In this month’s issue of EP Lab Digest®, we feature several interesting case study articles. Archana Kodali, MD and Koroush Khalighi, MD, FAOP, FACC, FCCP from Easton Hospital in Pennsylvania describe the association of superior vena cava syndrome (SVCS) with an intracardiac device and antiphospholipid antibodies. A partial or complete obstruction of the superior vena cava results in a variety of symptoms called SVCS. The authors present a case study, and discuss both the presentation and management of SVCS. They write that even though the majority of SVCS cases are from an underlying malignancy, with the increased usage of intracardiac devices, there should be a high suspicion for clinical diagnosis in these settings.
Kenneth Yamamura, MD, FACC and Bonnie McDonald RN, CEPS, RCIS from the Pepin Heart Institute at Florida Hospital Tampa in Florida present a case of a 67-year-old woman with undiagnosed persistent left superior vena cava (PLSVC). This is the most common congenital venous anomaly in the chest, occurring in between 0.3-0.5% of all patients. A PLSVC can be accurately diagnosed by echocardiography, CT or MR imaging, or intraoperatively during vascular access by noting an unusual course of a guide wire, catheter, or pacing lead.
Finally, Alyssa M. Feldman, MS and colleagues from Winthrop University Hospital in New York describe a case of atrial fibrillation recurrence in which repeated cardioversion, contact pressure, patch placement, and preloading with sotalol helped result in a successful outcome.
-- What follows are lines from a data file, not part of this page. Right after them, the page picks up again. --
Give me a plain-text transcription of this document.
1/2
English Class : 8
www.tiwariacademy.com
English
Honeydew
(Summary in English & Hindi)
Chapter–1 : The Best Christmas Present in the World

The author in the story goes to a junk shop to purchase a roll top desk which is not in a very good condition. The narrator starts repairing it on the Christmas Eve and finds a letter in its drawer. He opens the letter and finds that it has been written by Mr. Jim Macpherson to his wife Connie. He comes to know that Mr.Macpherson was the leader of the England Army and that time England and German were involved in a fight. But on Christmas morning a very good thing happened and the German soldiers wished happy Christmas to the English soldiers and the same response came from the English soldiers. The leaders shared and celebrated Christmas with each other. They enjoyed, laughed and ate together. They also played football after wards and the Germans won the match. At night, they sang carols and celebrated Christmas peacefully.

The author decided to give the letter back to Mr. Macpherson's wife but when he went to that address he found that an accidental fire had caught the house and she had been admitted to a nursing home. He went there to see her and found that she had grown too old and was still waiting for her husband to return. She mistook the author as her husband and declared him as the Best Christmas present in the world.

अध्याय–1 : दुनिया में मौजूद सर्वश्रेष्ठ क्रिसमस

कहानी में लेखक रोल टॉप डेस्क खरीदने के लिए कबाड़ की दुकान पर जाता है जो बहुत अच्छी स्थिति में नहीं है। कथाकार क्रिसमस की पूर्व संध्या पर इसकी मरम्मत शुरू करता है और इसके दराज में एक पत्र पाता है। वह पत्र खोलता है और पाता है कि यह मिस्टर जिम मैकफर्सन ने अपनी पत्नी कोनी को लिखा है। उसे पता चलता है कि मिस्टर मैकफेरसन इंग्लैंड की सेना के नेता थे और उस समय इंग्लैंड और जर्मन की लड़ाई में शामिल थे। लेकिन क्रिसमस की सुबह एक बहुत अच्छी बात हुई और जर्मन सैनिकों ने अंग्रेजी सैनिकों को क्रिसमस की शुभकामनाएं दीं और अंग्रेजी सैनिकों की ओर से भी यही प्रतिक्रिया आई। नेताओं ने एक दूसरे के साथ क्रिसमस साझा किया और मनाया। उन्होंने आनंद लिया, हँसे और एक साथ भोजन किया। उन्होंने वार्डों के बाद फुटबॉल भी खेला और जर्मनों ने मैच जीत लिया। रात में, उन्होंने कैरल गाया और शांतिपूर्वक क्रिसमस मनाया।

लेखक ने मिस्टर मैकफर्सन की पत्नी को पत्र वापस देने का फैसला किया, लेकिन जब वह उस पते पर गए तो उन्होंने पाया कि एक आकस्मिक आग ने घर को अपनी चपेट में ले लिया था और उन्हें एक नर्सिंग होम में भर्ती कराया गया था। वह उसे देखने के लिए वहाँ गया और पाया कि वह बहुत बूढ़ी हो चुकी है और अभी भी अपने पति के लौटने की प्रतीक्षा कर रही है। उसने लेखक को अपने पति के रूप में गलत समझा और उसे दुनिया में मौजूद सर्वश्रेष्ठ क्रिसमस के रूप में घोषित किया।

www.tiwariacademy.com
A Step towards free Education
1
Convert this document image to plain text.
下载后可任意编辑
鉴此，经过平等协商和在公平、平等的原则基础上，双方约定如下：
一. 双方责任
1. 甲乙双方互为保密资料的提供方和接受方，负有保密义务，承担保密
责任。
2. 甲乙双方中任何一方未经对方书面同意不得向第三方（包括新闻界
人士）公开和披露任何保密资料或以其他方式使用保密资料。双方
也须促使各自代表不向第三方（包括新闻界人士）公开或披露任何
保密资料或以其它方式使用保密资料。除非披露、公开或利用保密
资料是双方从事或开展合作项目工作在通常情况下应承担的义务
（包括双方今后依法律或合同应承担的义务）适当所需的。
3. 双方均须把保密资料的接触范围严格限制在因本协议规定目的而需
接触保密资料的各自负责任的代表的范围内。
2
The patient was a 61-year-old man who was clinically obese, with an elevated body mass index of 40.6 kg/m2. Their case highlights the principles of changing patch placement and applying pressure over the patch to lower transthoracic impedance. In addition, increasing cardioversion energy delivered by the defibrillator proved useful in this case.
In EP Lab Digest®’s August 2013 issue, authors L. Bing Liem, DO, Steven S. Lee, MD and Zachary Q. Umlauf, MS from El Camino Hospital in Mountain View, California, describe a scenario associated with increased difficulty in the placement of a right ventricular lead, especially when a right ventricular apical position is desired. A 67-year-old male was referred for implantation of an ICD; they were proceeding with their usual approach using a lateral left subclavian venous entry when a large persistent left superior vena cava (PLSVC) was identified. Since a right-sided approach was not feasible, they decided on a left-sided entry and use of a left ventricular lead delivery system to facilitate entry into the right ventricle. Check out the article for more information about this interesting case!
In February 2013, Antonio Navarrete, MD, FACC, CCDS and Louis Janeira, MD, Indiana University Health and Providence Medical Group in Terre Haute, Indiana, presented a case of Wolff-Parkinson-White (WPW) in a patient with PLSVC. The peculiar characteristics of this rare congenital vascular anomaly regarding catheter ablation are reviewed in the article. Drs. Navarrete and Janeira note that the true prevalence of PLSVC is unknown since the vast majority of cases are asymptomatic. However, it has been reported to occur in the general population in 0.3-0.5% and up to 12% if another congenital heart abnormality is present.
In 2008, Ronald W. Kidd, BSN, RCIS from Oklahoma Heart Hospital in Oklahoma City, Oklahoma, also provided information on some of the more unusual cases seen at his EP lab, including images of cases involving patients with PLSVC. He writes that one of the most interesting surprises that can be seen in the EP lab is PLSVC. He notes that in such cases the patient usually does not present with any associated symptoms that would cause the physician to consider the existence of this anomaly — it is often only discovered during the placement of a central line, pacemaker or ICD.